Richtige Musik im Falschen: Die Nerven haben ein sehr gutes Livealbum eingespielt

  • Benjamin Moldenhauer
  • Lesedauer: 3 Min.
Sie sind der Erde gleich, singen Die Nerven, hier 2023 bei den Flüssen Leine und Ihme, die in Hannover zusammenfließen und denen das »Fährmannsfest« gewidmet ist.
Sie sind der Erde gleich, singen Die Nerven, hier 2023 bei den Flüssen Leine und Ihme, die in Hannover zusammenfließen und denen das »Fährmannsfest« gewidmet ist.

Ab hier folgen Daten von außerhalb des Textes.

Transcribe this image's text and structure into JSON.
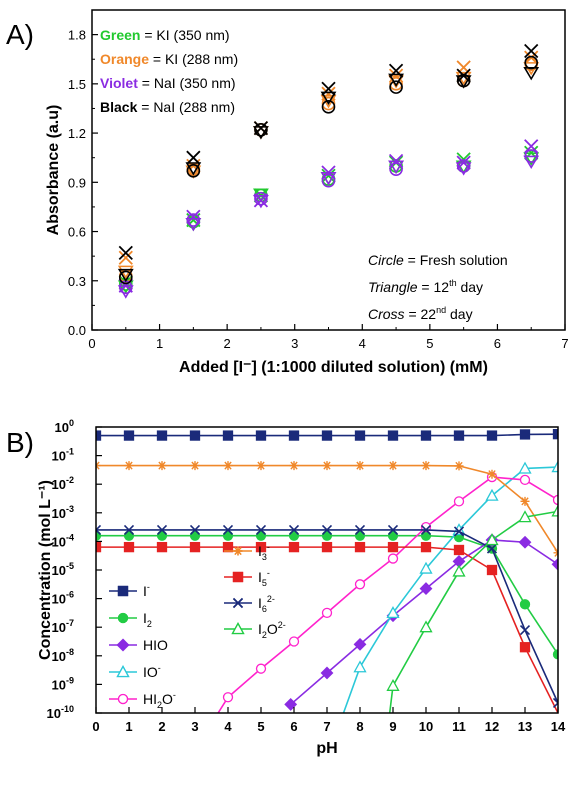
{
  "chart_data": [
    {
      "panel": "A)",
      "type": "scatter",
      "xlabel": "Added [I⁻] (1:1000 diluted solution) (mM)",
      "ylabel": "Absorbance (a.u)",
      "xlim": [
        0,
        7
      ],
      "ylim": [
        0,
        1.95
      ],
      "xticks": [
        "0",
        "1",
        "2",
        "3",
        "4",
        "5",
        "6",
        "7"
      ],
      "yticks": [
        "0.0",
        "0.3",
        "0.6",
        "0.9",
        "1.2",
        "1.5",
        "1.8"
      ],
      "color_legend": [
        {
          "color_word": "Green",
          "text": "= KI (350 nm)",
          "color": "#22c92f"
        },
        {
          "color_word": "Orange",
          "text": "= KI (288 nm)",
          "color": "#f0882a"
        },
        {
          "color_word": "Violet",
          "text": "= NaI (350 nm)",
          "color": "#8a2be2"
        },
        {
          "color_word": "Black",
          "text": "= NaI (288 nm)",
          "color": "#000000"
        }
      ],
      "marker_legend": [
        {
          "shape": "Circle",
          "text": "= Fresh solution"
        },
        {
          "shape": "Triangle",
          "text": "= 12",
          "sup": "th",
          "tail": "day"
        },
        {
          "shape": "Cross",
          "text": "= 22",
          "sup": "nd",
          "tail": "day"
        }
      ],
      "x": [
        0.5,
        1.5,
        2.5,
        3.5,
        4.5,
        5.5,
        6.5
      ],
      "series": [
        {
          "color": "#22c92f",
          "circle": [
            0.28,
            0.66,
            0.82,
            0.92,
            1.0,
            1.0,
            1.06
          ],
          "triangle": [
            0.27,
            0.65,
            0.83,
            0.93,
            1.0,
            1.0,
            1.05
          ],
          "cross": [
            0.29,
            0.67,
            0.82,
            0.94,
            1.02,
            1.04,
            1.08
          ]
        },
        {
          "color": "#f0882a",
          "circle": [
            0.33,
            0.98,
            1.22,
            1.38,
            1.5,
            1.52,
            1.62
          ],
          "triangle": [
            0.36,
            0.97,
            1.21,
            1.4,
            1.52,
            1.54,
            1.6
          ],
          "cross": [
            0.44,
            1.0,
            1.23,
            1.44,
            1.55,
            1.6,
            1.66
          ]
        },
        {
          "color": "#8a2be2",
          "circle": [
            0.26,
            0.67,
            0.8,
            0.91,
            0.98,
            1.0,
            1.06
          ],
          "triangle": [
            0.24,
            0.65,
            0.79,
            0.93,
            1.0,
            0.99,
            1.03
          ],
          "cross": [
            0.27,
            0.69,
            0.79,
            0.96,
            1.03,
            1.02,
            1.12
          ]
        },
        {
          "color": "#000000",
          "circle": [
            0.32,
            0.97,
            1.22,
            1.36,
            1.48,
            1.52,
            1.63
          ],
          "triangle": [
            0.34,
            0.99,
            1.21,
            1.42,
            1.53,
            1.52,
            1.57
          ],
          "cross": [
            0.47,
            1.05,
            1.23,
            1.47,
            1.58,
            1.55,
            1.7
          ]
        }
      ]
    },
    {
      "panel": "B)",
      "type": "line",
      "xlabel": "pH",
      "ylabel": "Concentration (mol L⁻¹)",
      "xlim": [
        0,
        14
      ],
      "ylim_log10": [
        -10,
        0
      ],
      "xticks": [
        "0",
        "1",
        "2",
        "3",
        "4",
        "5",
        "6",
        "7",
        "8",
        "9",
        "10",
        "11",
        "12",
        "13",
        "14"
      ],
      "ytick_exps": [
        "0",
        "-1",
        "-2",
        "-3",
        "-4",
        "-5",
        "-6",
        "-7",
        "-8",
        "-9",
        "-10"
      ],
      "series": [
        {
          "label": "I",
          "sup": "-",
          "sub": "",
          "color": "#1a2a7a",
          "marker": "square",
          "filled": true,
          "x": [
            0,
            1,
            2,
            3,
            4,
            5,
            6,
            7,
            8,
            9,
            10,
            11,
            12,
            13,
            14
          ],
          "log10y": [
            -0.3,
            -0.3,
            -0.3,
            -0.3,
            -0.3,
            -0.3,
            -0.3,
            -0.3,
            -0.3,
            -0.3,
            -0.3,
            -0.3,
            -0.3,
            -0.26,
            -0.25
          ]
        },
        {
          "label": "I",
          "sup": "",
          "sub": "2",
          "color": "#22cc44",
          "marker": "circle",
          "filled": true,
          "x": [
            0,
            1,
            2,
            3,
            4,
            5,
            6,
            7,
            8,
            9,
            10,
            11,
            12,
            13,
            14
          ],
          "log10y": [
            -3.8,
            -3.8,
            -3.8,
            -3.8,
            -3.8,
            -3.8,
            -3.8,
            -3.8,
            -3.8,
            -3.8,
            -3.8,
            -3.85,
            -4.25,
            -6.2,
            -7.95
          ]
        },
        {
          "label": "HIO",
          "sup": "",
          "sub": "",
          "color": "#8a2be2",
          "marker": "diamond",
          "filled": true,
          "x": [
            5.9,
            7,
            8,
            9,
            10,
            11,
            12,
            13,
            14
          ],
          "log10y": [
            -9.7,
            -8.6,
            -7.6,
            -6.6,
            -5.65,
            -4.7,
            -3.95,
            -4.03,
            -4.8
          ]
        },
        {
          "label": "IO",
          "sup": "-",
          "sub": "",
          "color": "#2bc8d8",
          "marker": "triangle",
          "filled": false,
          "x": [
            7.5,
            8,
            9,
            10,
            11,
            12,
            13,
            14
          ],
          "log10y": [
            -10,
            -8.4,
            -6.5,
            -4.95,
            -3.6,
            -2.4,
            -1.45,
            -1.4
          ]
        },
        {
          "label": "HI",
          "sup": "-",
          "sub": "2",
          "mid": "O",
          "color": "#ff22cc",
          "marker": "circle",
          "filled": false,
          "x": [
            3.7,
            4,
            5,
            6,
            7,
            8,
            9,
            10,
            11,
            12,
            13,
            14
          ],
          "log10y": [
            -10,
            -9.45,
            -8.45,
            -7.5,
            -6.5,
            -5.5,
            -4.6,
            -3.5,
            -2.6,
            -1.75,
            -1.85,
            -2.55
          ]
        },
        {
          "label": "I",
          "sup": "-",
          "sub": "3",
          "color": "#f0882a",
          "marker": "star",
          "filled": false,
          "x": [
            0,
            1,
            2,
            3,
            4,
            5,
            6,
            7,
            8,
            9,
            10,
            11,
            12,
            13,
            14
          ],
          "log10y": [
            -1.35,
            -1.35,
            -1.35,
            -1.35,
            -1.35,
            -1.35,
            -1.35,
            -1.35,
            -1.35,
            -1.35,
            -1.35,
            -1.36,
            -1.65,
            -2.6,
            -4.4
          ]
        },
        {
          "label": "I",
          "sup": "-",
          "sub": "5",
          "color": "#e52222",
          "marker": "square",
          "filled": true,
          "x": [
            0,
            1,
            2,
            3,
            4,
            5,
            6,
            7,
            8,
            9,
            10,
            11,
            12,
            13,
            14
          ],
          "log10y": [
            -4.2,
            -4.2,
            -4.2,
            -4.2,
            -4.2,
            -4.2,
            -4.2,
            -4.2,
            -4.2,
            -4.2,
            -4.2,
            -4.3,
            -5.0,
            -7.7,
            -10
          ]
        },
        {
          "label": "I",
          "sup": "2-",
          "sub": "6",
          "color": "#1a2a7a",
          "marker": "x",
          "filled": false,
          "x": [
            0,
            1,
            2,
            3,
            4,
            5,
            6,
            7,
            8,
            9,
            10,
            11,
            12,
            13,
            14
          ],
          "log10y": [
            -3.6,
            -3.6,
            -3.6,
            -3.6,
            -3.6,
            -3.6,
            -3.6,
            -3.6,
            -3.6,
            -3.6,
            -3.6,
            -3.65,
            -4.25,
            -7.1,
            -9.65
          ]
        },
        {
          "label": "I",
          "sup": "2-",
          "sub": "2",
          "mid": "O",
          "color": "#22cc44",
          "marker": "triangle",
          "filled": false,
          "x": [
            8.9,
            9,
            10,
            11,
            12,
            13,
            14
          ],
          "log10y": [
            -10,
            -9.05,
            -7.0,
            -5.05,
            -3.95,
            -3.15,
            -2.95
          ]
        }
      ]
    }
  ]
}
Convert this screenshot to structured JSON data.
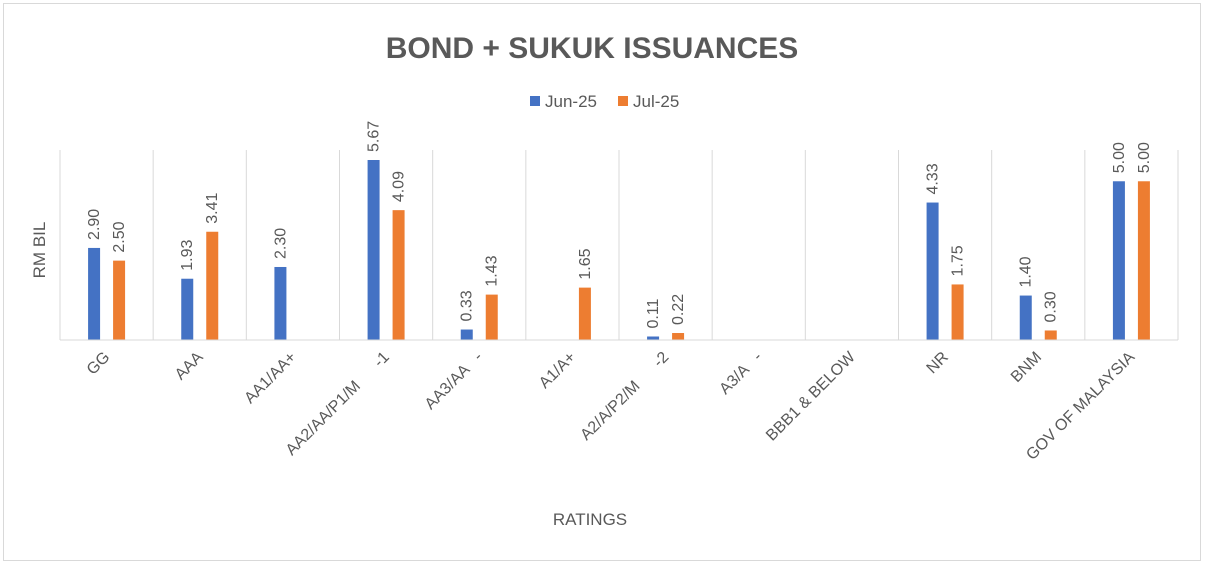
{
  "chart_data": {
    "type": "bar",
    "title": "BOND + SUKUK ISSUANCES",
    "xlabel": "RATINGS",
    "ylabel": "RM BIL",
    "ylim": [
      0,
      6
    ],
    "grid": "vertical category separators",
    "legend_position": "top",
    "categories": [
      "GG",
      "AAA",
      "AA1/AA+",
      "AA2/AA/P1/M      -1",
      "AA3/AA   -",
      "A1/A+",
      "A2/A/P2/M      -2",
      "A3/A   -",
      "BBB1 & BELOW",
      "NR",
      "BNM",
      "GOV OF MALAYSIA"
    ],
    "series": [
      {
        "name": "Jun-25",
        "color": "#4472c4",
        "values": [
          2.9,
          1.93,
          2.3,
          5.67,
          0.33,
          null,
          0.11,
          null,
          null,
          4.33,
          1.4,
          5.0
        ],
        "labels": [
          "2.90",
          "1.93",
          "2.30",
          "5.67",
          "0.33",
          "",
          "0.11",
          "",
          "",
          "4.33",
          "1.40",
          "5.00"
        ]
      },
      {
        "name": "Jul-25",
        "color": "#ed7d31",
        "values": [
          2.5,
          3.41,
          null,
          4.09,
          1.43,
          1.65,
          0.22,
          null,
          null,
          1.75,
          0.3,
          5.0
        ],
        "labels": [
          "2.50",
          "3.41",
          "",
          "4.09",
          "1.43",
          "1.65",
          "0.22",
          "",
          "",
          "1.75",
          "0.30",
          "5.00"
        ]
      }
    ]
  }
}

Die Nerven haben sich einst selbst die »letzte Rockband Europas« genannt. Das war einerseits tongue in cheek, andererseits aber wohl auch eins zu eins größenwahnsinnig. Jedenfalls spielten Die Nerven auf den Konzerten ihrer letzten Tour ihre Stücke so, als würden sie selbst daran glauben. Was deswegen so gut funktioniert hat, weil die Songtexte gerne von Fragilität erzählen und um Selbstzweifel, Anxiety und Entfremdung kreisen. Während die Musik Präsenz und Stärke ohne Breitbeinigkeit suggeriert.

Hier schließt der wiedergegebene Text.